«È giusto cambiare se per migliorare»

Dopo il momento di difficoltà e dopo incontri, parole, discorsi, promesse, è il momento di lavorare. Poi, più avanti, si ripenserà a quanto detto in questi ultimi giorni. Tradotto: nel prossimo mese, al netto delle varie vacanze, il Comune voterà unito e compatto (anche se il rischio di qualche franco tiratore resta) bilancio e delibere. Fatto questo, si farà il rimpasto. Rimpastino o rimpastone, lo sa solo una persona.
M. Lunelli, "L'Adige", 28 novembre 2015


Sindaco Andreatta, rifarebbe le scelte fatte a maggio dopo la vittoria elettorale?
«Se le ho fatte allora è perché ne ero profondamente convinto, perché c'era un progetto condiviso. Io mi interrogavo già dopo un mese sulle scelte, come è normale che sia. Ho avuto molti riscontri positivi su questo primo semestre di lavoro della giunta. Comunque ritengo che il problema non sia lì». 
Eppure è parso che l'origine del momento di crisi fosse proprio legata alla composizione della giunta. 
«Siamo all'interno di un percorso, molti consiglieri sono nuovi e giovani e molte persone della giunta sono nuove e giovani: in tutte le esperienze della vita ci deve essere un inizio, un momento di preparazione. Noi lo stiamo vivendo, abbiamo investito su forze fresche in tutto il consiglio e forse stiamo un po' pagando questa inesperienza».
Ma il rimpasto si farà? 
«Ho ricevuto tante proposte di cambiamento e modifica. Le ho ascoltate tutte e ora ci rifletterò e ci penserò con attenzione. Ritengo che non sia sbagliato cambiare se serve per migliorare: se, nel rispetto di ogni forza politica e del nostro programma di maggioranza, deciderò di cambiare sarà quindi perché mi sarò convinto che si migliorerà. A dicembre, però, c'è l'impegno del bilancio e una serie di delibere molto importanti: dedichiamoci al nostro lavoro uniti e intanto io rifletterò su tutto quello che mi è stato detto». 
Gli incontri di questi giorni, soprattutto quelli non ufficiali, sono stati utili e positivi?

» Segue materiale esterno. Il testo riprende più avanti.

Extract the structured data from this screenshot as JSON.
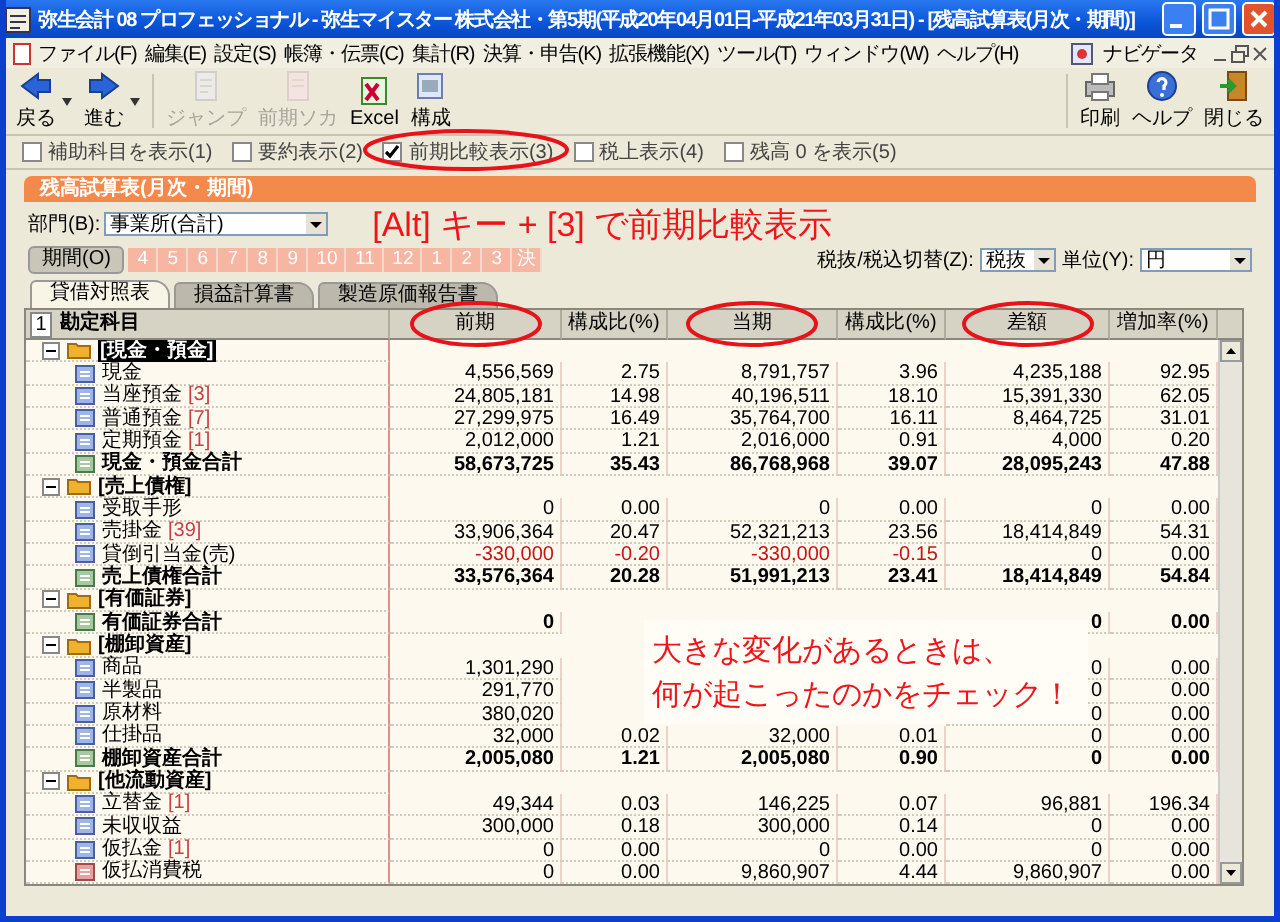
{
  "window": {
    "title": "弥生会計 08 プロフェッショナル - 弥生マイスター 株式会社・第5期(平成20年04月01日-平成21年03月31日) - [残高試算表(月次・期間)]"
  },
  "menu": [
    "ファイル(F)",
    "編集(E)",
    "設定(S)",
    "帳簿・伝票(C)",
    "集計(R)",
    "決算・申告(K)",
    "拡張機能(X)",
    "ツール(T)",
    "ウィンドウ(W)",
    "ヘルプ(H)"
  ],
  "navigator": "ナビゲータ",
  "toolbar": [
    {
      "label": "戻る",
      "kind": "back",
      "disabled": false,
      "dropdown": true
    },
    {
      "label": "進む",
      "kind": "forward",
      "disabled": false,
      "dropdown": true
    },
    {
      "label": "ジャンプ",
      "kind": "jump",
      "disabled": true,
      "dropdown": false
    },
    {
      "label": "前期ソカ",
      "kind": "prior",
      "disabled": true,
      "dropdown": false
    },
    {
      "label": "Excel",
      "kind": "excel",
      "disabled": false,
      "dropdown": false
    },
    {
      "label": "構成",
      "kind": "layout",
      "disabled": false,
      "dropdown": false
    }
  ],
  "toolbar_right": [
    {
      "label": "印刷",
      "kind": "print"
    },
    {
      "label": "ヘルプ",
      "kind": "help"
    },
    {
      "label": "閉じる",
      "kind": "close"
    }
  ],
  "options": [
    {
      "label": "補助科目を表示(1)",
      "checked": false,
      "circled": false
    },
    {
      "label": "要約表示(2)",
      "checked": false,
      "circled": false
    },
    {
      "label": "前期比較表示(3)",
      "checked": true,
      "circled": true
    },
    {
      "label": "税上表示(4)",
      "checked": false,
      "circled": false
    },
    {
      "label": "残高 0 を表示(5)",
      "checked": false,
      "circled": false
    }
  ],
  "report": {
    "title": "残高試算表(月次・期間)",
    "department_label": "部門(B):",
    "department": "事業所(合計)",
    "note": "[Alt] キー + [3] で前期比較表示",
    "period_button": "期間(O)",
    "months": [
      "4",
      "5",
      "6",
      "7",
      "8",
      "9",
      "10",
      "11",
      "12",
      "1",
      "2",
      "3",
      "決"
    ],
    "tax_label": "税抜/税込切替(Z):",
    "tax": "税抜",
    "unit_label": "単位(Y):",
    "unit": "円",
    "tabs": [
      {
        "label": "貸借対照表",
        "selected": true
      },
      {
        "label": "損益計算書",
        "selected": false
      },
      {
        "label": "製造原価報告書",
        "selected": false
      }
    ]
  },
  "table": {
    "index": "1",
    "columns": [
      {
        "label": "勘定科目",
        "circled": false
      },
      {
        "label": "前期",
        "circled": true
      },
      {
        "label": "構成比(%)",
        "circled": false
      },
      {
        "label": "当期",
        "circled": true
      },
      {
        "label": "構成比(%)",
        "circled": false
      },
      {
        "label": "差額",
        "circled": true
      },
      {
        "label": "増加率(%)",
        "circled": false
      }
    ],
    "rows": [
      {
        "kind": "group",
        "name": "[現金・預金]",
        "selected": true
      },
      {
        "kind": "account",
        "name": "現金",
        "cells": [
          "4,556,569",
          "2.75",
          "8,791,757",
          "3.96",
          "4,235,188",
          "92.95"
        ]
      },
      {
        "kind": "account",
        "name": "当座預金",
        "count": "[3]",
        "cells": [
          "24,805,181",
          "14.98",
          "40,196,511",
          "18.10",
          "15,391,330",
          "62.05"
        ]
      },
      {
        "kind": "account",
        "name": "普通預金",
        "count": "[7]",
        "cells": [
          "27,299,975",
          "16.49",
          "35,764,700",
          "16.11",
          "8,464,725",
          "31.01"
        ]
      },
      {
        "kind": "account",
        "name": "定期預金",
        "count": "[1]",
        "cells": [
          "2,012,000",
          "1.21",
          "2,016,000",
          "0.91",
          "4,000",
          "0.20"
        ]
      },
      {
        "kind": "total",
        "name": "現金・預金合計",
        "cells": [
          "58,673,725",
          "35.43",
          "86,768,968",
          "39.07",
          "28,095,243",
          "47.88"
        ]
      },
      {
        "kind": "group",
        "name": "[売上債権]",
        "selected": false
      },
      {
        "kind": "account",
        "name": "受取手形",
        "cells": [
          "0",
          "0.00",
          "0",
          "0.00",
          "0",
          "0.00"
        ]
      },
      {
        "kind": "account",
        "name": "売掛金",
        "count": "[39]",
        "cells": [
          "33,906,364",
          "20.47",
          "52,321,213",
          "23.56",
          "18,414,849",
          "54.31"
        ]
      },
      {
        "kind": "account",
        "name": "貸倒引当金(売)",
        "negative": true,
        "cells": [
          "-330,000",
          "-0.20",
          "-330,000",
          "-0.15",
          "0",
          "0.00"
        ]
      },
      {
        "kind": "total",
        "name": "売上債権合計",
        "cells": [
          "33,576,364",
          "20.28",
          "51,991,213",
          "23.41",
          "18,414,849",
          "54.84"
        ]
      },
      {
        "kind": "group",
        "name": "[有価証券]",
        "selected": false
      },
      {
        "kind": "total",
        "name": "有価証券合計",
        "cells": [
          "0",
          null,
          null,
          null,
          "0",
          "0.00"
        ]
      },
      {
        "kind": "group",
        "name": "[棚卸資産]",
        "selected": false
      },
      {
        "kind": "account",
        "name": "商品",
        "cells": [
          "1,301,290",
          null,
          null,
          null,
          "0",
          "0.00"
        ]
      },
      {
        "kind": "account",
        "name": "半製品",
        "cells": [
          "291,770",
          null,
          null,
          null,
          "0",
          "0.00"
        ]
      },
      {
        "kind": "account",
        "name": "原材料",
        "cells": [
          "380,020",
          null,
          null,
          null,
          "0",
          "0.00"
        ]
      },
      {
        "kind": "account",
        "name": "仕掛品",
        "cells": [
          "32,000",
          "0.02",
          "32,000",
          "0.01",
          "0",
          "0.00"
        ]
      },
      {
        "kind": "total",
        "name": "棚卸資産合計",
        "cells": [
          "2,005,080",
          "1.21",
          "2,005,080",
          "0.90",
          "0",
          "0.00"
        ]
      },
      {
        "kind": "group",
        "name": "[他流動資産]",
        "selected": false
      },
      {
        "kind": "account",
        "name": "立替金",
        "count": "[1]",
        "cells": [
          "49,344",
          "0.03",
          "146,225",
          "0.07",
          "96,881",
          "196.34"
        ]
      },
      {
        "kind": "account",
        "name": "未収収益",
        "cells": [
          "300,000",
          "0.18",
          "300,000",
          "0.14",
          "0",
          "0.00"
        ]
      },
      {
        "kind": "account",
        "name": "仮払金",
        "count": "[1]",
        "cells": [
          "0",
          "0.00",
          "0",
          "0.00",
          "0",
          "0.00"
        ]
      },
      {
        "kind": "tax",
        "name": "仮払消費税",
        "cells": [
          "0",
          "0.00",
          "9,860,907",
          "4.44",
          "9,860,907",
          "0.00"
        ]
      }
    ]
  },
  "callout": {
    "lines": [
      "大きな変化があるときは、",
      "何が起こったのかをチェック！"
    ]
  }
}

«Uno degli aspetti positivi di quello che definirei un incidente di percorso è che i rapporti sono diventati più stretti. Ho apprezzato gli incontri con i gruppi, i capigruppo, i vari esponenti. Ci siamo detti che dobbiamo portare avanti il progetto del centro sinistra autonomista, con i nostri valori e le nostre idee valorizzando le risorse che ci sono e le tante competenze presenti. Adesso bisogna accelerare e non andare avanti con accuse e rancori: la politica è fatta di mediazioni. Ho notato, già dalla scorsa legislatura, che è molto sentito il rapporto tra la giunta, che ha un ruolo esecutivo, e il consiglio, che invece deve dare l'indirizzo: in questo ci vogliono pazienza e fiducia, non contrapposizione». 
Se tutto questo non dovesse accadere quale sarebbe il rischio? 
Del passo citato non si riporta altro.